Aussi, l’époque contemporaine s’est-elle de nouveau préoccupée de cette technique, essayant d’y mêler le pétrole, la colle, la caséine, l’œuf, sans omettre la recette Synthonos. Vibert, Muzii, Ludwig, Pereira, etc., ont tenté d’apporter des modifications à un système qui s’arrange encore mieux des manipulations anciennes.

Telle est, du moins, l’opinion autorisée d’un virtuose de la fresque : Henri Charrier, qui a bien voulu nous fournir tous les éclaircissements désirables sur un sujet n’ayant aucun secret pour lui. On doit à cet artiste d’importantes décorations murales dans un château de Perros-Guirec (Côtes-du-Nord), les fresques de la chapelle de Saint-Mayol-en-Veurdre (Allier), celles des églises de Chavonne (Aisne), de Gauville-en-Caux, de la Sainte-Trinité à Fécamp. Le distingué fresquiste a formé comme élève sa fille : Madeleine Beau-Charrier.

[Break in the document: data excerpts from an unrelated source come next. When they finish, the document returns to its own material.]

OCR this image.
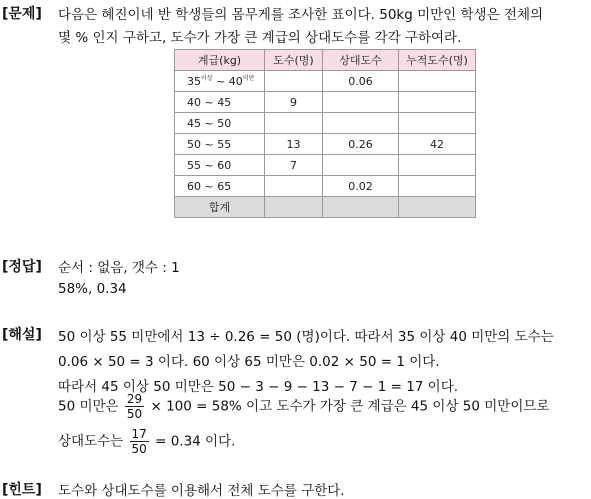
[문제] 다음은 혜진이네 반 학생들의 몸무게를 조사한 표이다. 50kg 미만인 학생은 전체의
몇 % 인지 구하고, 도수가 가장 큰 계급의 상대도수를 각각 구하여라.
계급(kg)	도수(명)	상대도수	누적도수(명)
$35^{이상}$ ~ $40^{미만}$		0.06	
40 ~ 45	9		
45 ~ 50			
50 ~ 55	13	0.26	42
55 ~ 60	7		
60 ~ 65		0.02	
합계			
[정답] 순서 : 없음, 갯수 : 1
58%, 0.34
[해설] 50 이상 55 미만에서 13 ÷ 0.26 = 50 (명)이다. 따라서 35 이상 40 미만의 도수는
0.06 × 50 = 3 이다. 60 이상 65 미만은 0.02 × 50 = 1 이다.
따라서 45 이상 50 미만은 50 − 3 − 9 − 13 − 7 − 1 = 17 이다.
50 미만은 $\frac{29}{50} \times 100 = 58\%$ 이고 도수가 가장 큰 계급은 45 이상 50 미만이므로
상대도수는 $\frac{17}{50} = 0.34$ 이다.
[힌트] 도수와 상대도수를 이용해서 전체 도수를 구한다.
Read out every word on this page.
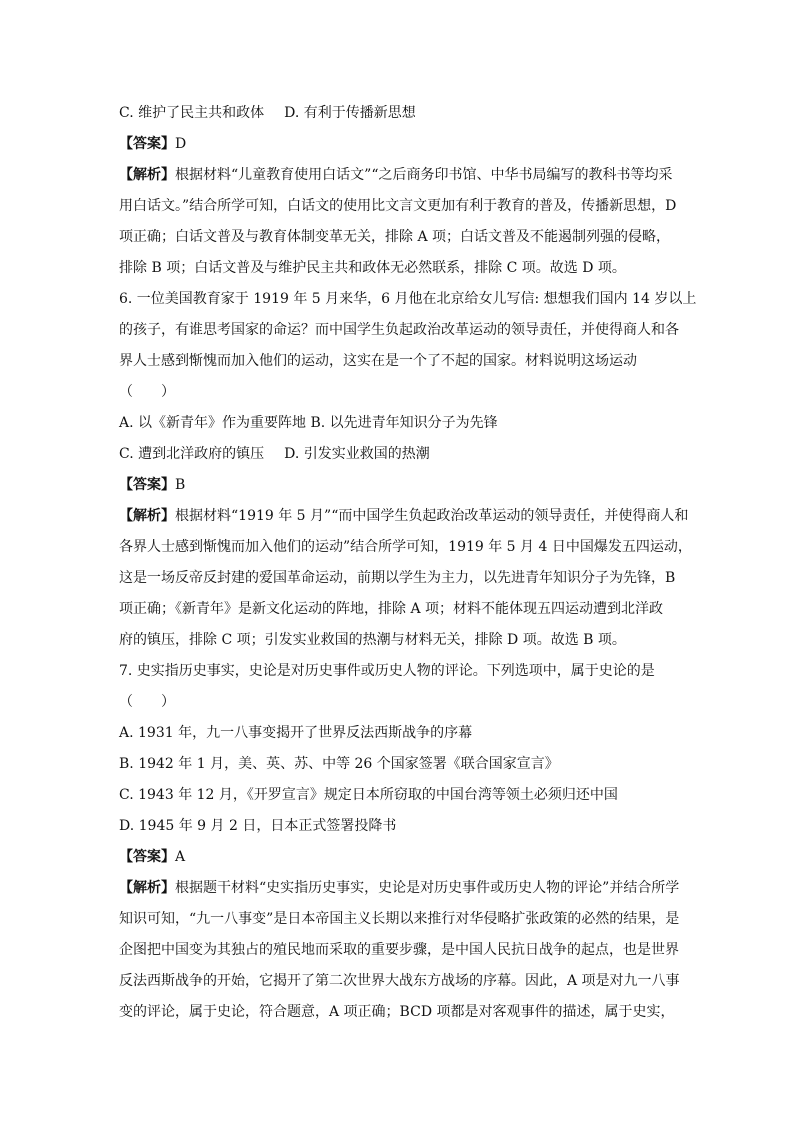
C. 维护了民主共和政体 D. 有利于传播新思想
【答案】D
【解析】根据材料“儿童教育使用白话文”“之后商务印书馆、中华书局编写的教科书等均采
用白话文。”结合所学可知，白话文的使用比文言文更加有利于教育的普及，传播新思想，D
项正确；白话文普及与教育体制变革无关，排除 A 项；白话文普及不能遏制列强的侵略，
排除 B 项；白话文普及与维护民主共和政体无必然联系，排除 C 项。故选 D 项。
6. 一位美国教育家于 1919 年 5 月来华，6 月他在北京给女儿写信: 想想我们国内 14 岁以上
的孩子，有谁思考国家的命运？而中国学生负起政治改革运动的领导责任，并使得商人和各
界人士感到惭愧而加入他们的运动，这实在是一个了不起的国家。材料说明这场运动
（　　）
A. 以《新青年》作为重要阵地 B. 以先进青年知识分子为先锋
C. 遭到北洋政府的镇压 D. 引发实业救国的热潮
【答案】B
【解析】根据材料“1919 年 5 月”“而中国学生负起政治改革运动的领导责任，并使得商人和
各界人士感到惭愧而加入他们的运动”结合所学可知，1919 年 5 月 4 日中国爆发五四运动，
这是一场反帝反封建的爱国革命运动，前期以学生为主力，以先进青年知识分子为先锋，B
项正确；《新青年》是新文化运动的阵地，排除 A 项；材料不能体现五四运动遭到北洋政
府的镇压，排除 C 项；引发实业救国的热潮与材料无关，排除 D 项。故选 B 项。
7. 史实指历史事实，史论是对历史事件或历史人物的评论。下列选项中，属于史论的是
（　　）
A. 1931 年，九一八事变揭开了世界反法西斯战争的序幕
B. 1942 年 1 月，美、英、苏、中等 26 个国家签署《联合国家宣言》
C. 1943 年 12 月，《开罗宣言》规定日本所窃取的中国台湾等领土必须归还中国
D. 1945 年 9 月 2 日，日本正式签署投降书
【答案】A
【解析】根据题干材料“史实指历史事实，史论是对历史事件或历史人物的评论”并结合所学
知识可知，“九一八事变”是日本帝国主义长期以来推行对华侵略扩张政策的必然的结果，是
企图把中国变为其独占的殖民地而采取的重要步骤，是中国人民抗日战争的起点，也是世界
反法西斯战争的开始，它揭开了第二次世界大战东方战场的序幕。因此，A 项是对九一八事
变的评论，属于史论，符合题意，A 项正确；BCD 项都是对客观事件的描述，属于史实，
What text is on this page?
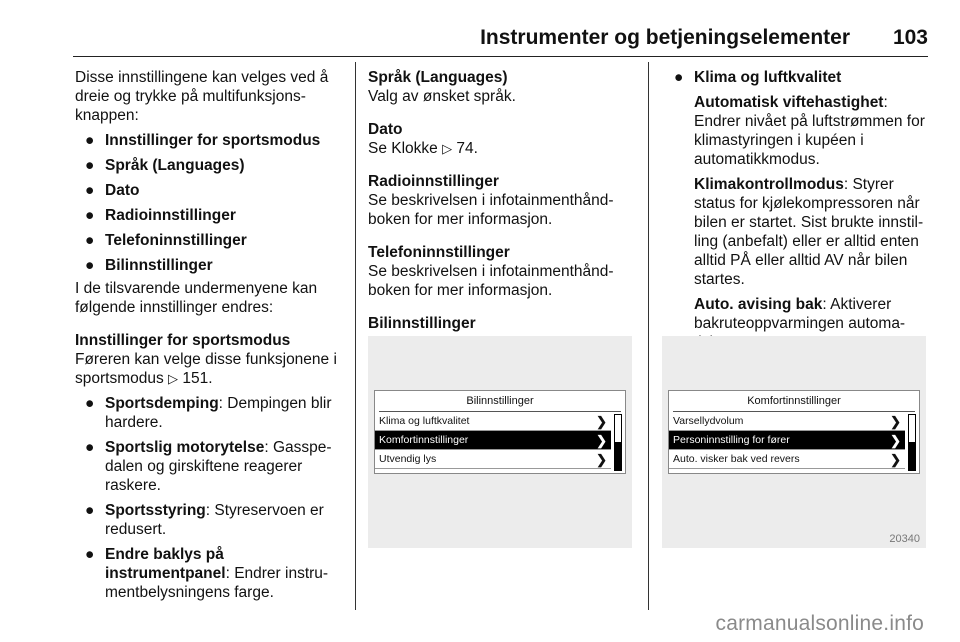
Instrumenter og betjeningselementer 103

Disse innstillingene kan velges ved å dreie og trykke på multifunksjons-knappen:

● Innstillinger for sportsmodus
● Språk (Languages)
● Dato
● Radioinnstillinger
● Telefoninnstillinger
● Bilinnstillinger

I de tilsvarende undermenyene kan følgende innstillinger endres:

Innstillinger for sportsmodus

Føreren kan velge disse funksjonene i sportsmodus ▷ 151.

● Sportsdemping: Dempingen blir hardere.
● Sportslig motorytelse: Gasspe-dalen og girskiftene reagerer raskere.
● Sportsstyring: Styreservoen er redusert.
● Endre baklys på instrumentpanel: Endrer instru-mentbelysningens farge.

Språk (Languages)

Valg av ønsket språk.

Dato

Se Klokke ▷ 74.

Radioinnstillinger

Se beskrivelsen i infotainmenthånd-boken for mer informasjon.

Telefoninnstillinger

Se beskrivelsen i infotainmenthånd-boken for mer informasjon.

Bilinnstillinger

● Klima og luftkvalitet

Automatisk viftehastighet: Endrer nivået på luftstrømmen for klimastyringen i kupéen i automatikkmodus.

Klimakontrollmodus: Styrer status for kjølekompressoren når bilen er startet. Sist brukte innstil-ling (anbefalt) eller er alltid enten alltid PÅ eller alltid AV når bilen startes.

Auto. avising bak: Aktiverer bakruteoppvarmingen automa-

Bilinnstillinger
Klima og luftkvalitet	❯
Komfortinnstillinger	❯
Utvendig lys	❯
Komfortinnstillinger
Varsellydvolum	❯
Personinnstilling for fører	❯
Auto. visker bak ved revers	❯
20340
carmanualsonline.info
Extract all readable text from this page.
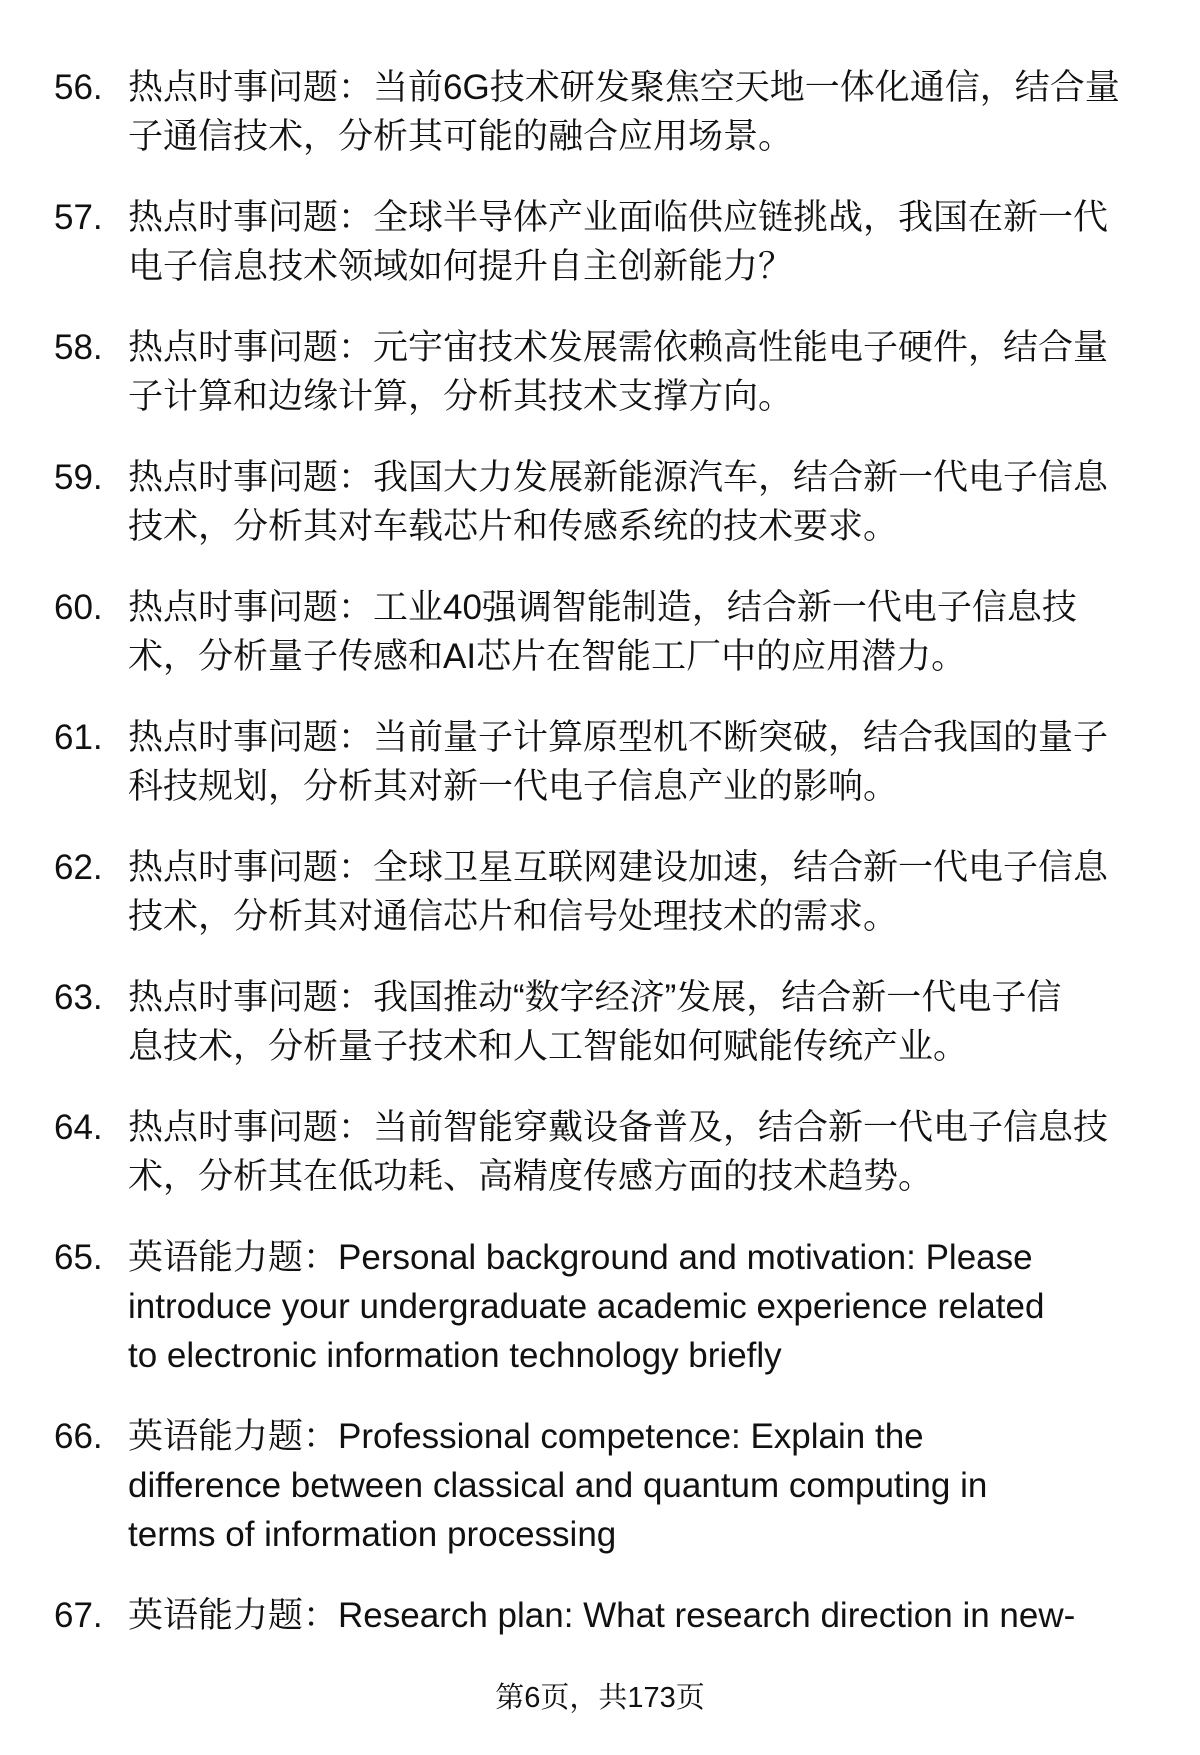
56. 热点时事问题：当前6G技术研发聚焦空天地一体化通信，结合量
子通信技术，分析其可能的融合应用场景。
57. 热点时事问题：全球半导体产业面临供应链挑战，我国在新一代
电子信息技术领域如何提升自主创新能力？
58. 热点时事问题：元宇宙技术发展需依赖高性能电子硬件，结合量
子计算和边缘计算，分析其技术支撑方向。
59. 热点时事问题：我国大力发展新能源汽车，结合新一代电子信息
技术，分析其对车载芯片和传感系统的技术要求。
60. 热点时事问题：工业40强调智能制造，结合新一代电子信息技
术，分析量子传感和AI芯片在智能工厂中的应用潜力。
61. 热点时事问题：当前量子计算原型机不断突破，结合我国的量子
科技规划，分析其对新一代电子信息产业的影响。
62. 热点时事问题：全球卫星互联网建设加速，结合新一代电子信息
技术，分析其对通信芯片和信号处理技术的需求。
63. 热点时事问题：我国推动“数字经济”发展，结合新一代电子信
息技术，分析量子技术和人工智能如何赋能传统产业。
64. 热点时事问题：当前智能穿戴设备普及，结合新一代电子信息技
术，分析其在低功耗、高精度传感方面的技术趋势。
65. 英语能力题：Personal background and motivation: Please
introduce your undergraduate academic experience related
to electronic information technology briefly
66. 英语能力题：Professional competence: Explain the
difference between classical and quantum computing in
terms of information processing
67. 英语能力题：Research plan: What research direction in new-
第6页，共173页
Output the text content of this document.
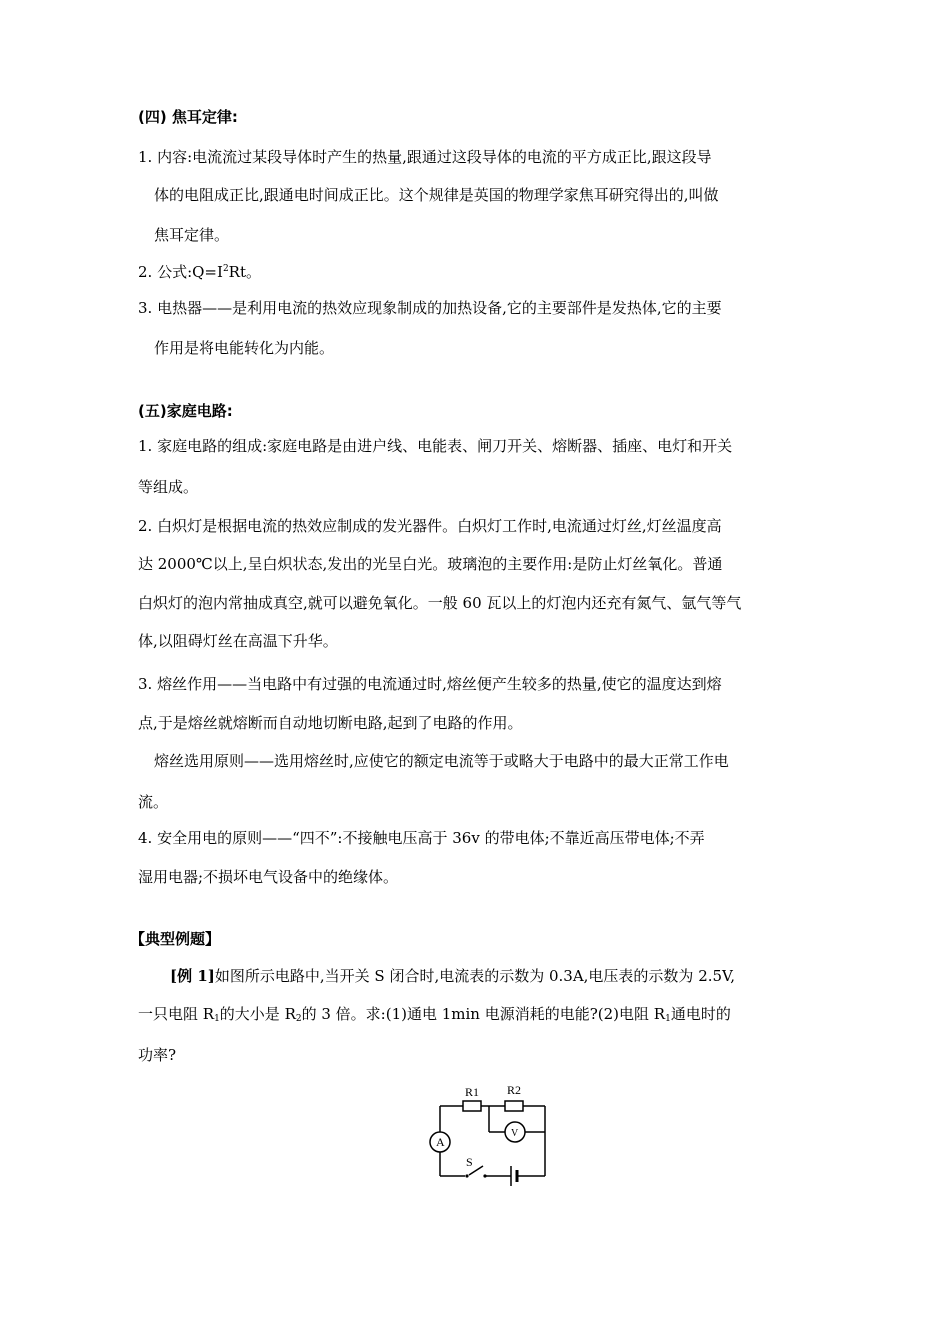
(四) 焦耳定律:
1. 内容:电流流过某段导体时产生的热量,跟通过这段导体的电流的平方成正比,跟这段导
体的电阻成正比,跟通电时间成正比。这个规律是英国的物理学家焦耳研究得出的,叫做
焦耳定律。
2. 公式$:Q=I^2Rt$。
3. 电热器——是利用电流的热效应现象制成的加热设备,它的主要部件是发热体,它的主要
作用是将电能转化为内能。
(五)家庭电路:
1. 家庭电路的组成:家庭电路是由进户线、电能表、闸刀开关、熔断器、插座、电灯和开关
等组成。
2. 白炽灯是根据电流的热效应制成的发光器件。白炽灯工作时,电流通过灯丝,灯丝温度高
达 2000℃以上,呈白炽状态,发出的光呈白光。玻璃泡的主要作用:是防止灯丝氧化。普通
白炽灯的泡内常抽成真空,就可以避免氧化。一般 60 瓦以上的灯泡内还充有氮气、氩气等气
体,以阻碍灯丝在高温下升华。
3. 熔丝作用——当电路中有过强的电流通过时,熔丝便产生较多的热量,使它的温度达到熔
点,于是熔丝就熔断而自动地切断电路,起到了电路的作用。
熔丝选用原则——选用熔丝时,应使它的额定电流等于或略大于电路中的最大正常工作电
流。
4. 安全用电的原则——“四不”:不接触电压高于 36v 的带电体;不靠近高压带电体;不弄
湿用电器;不损坏电气设备中的绝缘体。
【典型例题】
[例 1]如图所示电路中,当开关 S 闭合时,电流表的示数为 0.3A,电压表的示数为 2.5V,
一只电阻 $R_1$的大小是 $R_2$的 3 倍。求:(1)通电 1min 电源消耗的电能?(2)电阻 $R_1$通电时的
功率?
R1 R2
A
V
S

Entrée à l’École des beaux-arts, Madeleine Beau-Charrier a suivi les conseils de Humbert, Prinet et Sabatté. Après avoir obtenu le prix Anna Maire (paysage), en 1930, et une mention honorable au Salon des Artistes français de 1931, ainsi que le prix Maria Bouland avec son tableau Notre-Dame-des-Champs, elle remporta le second prix au concours Roux (Institut), cette même année, et le troisième prix du semblable concours en 1932. Enfin, Madeleine Beau-Charrier participa brillamment au concours Chenavard, en 1932 et 1933, et se fit remarquer au dernier Salon par une toile intitulée Adoration.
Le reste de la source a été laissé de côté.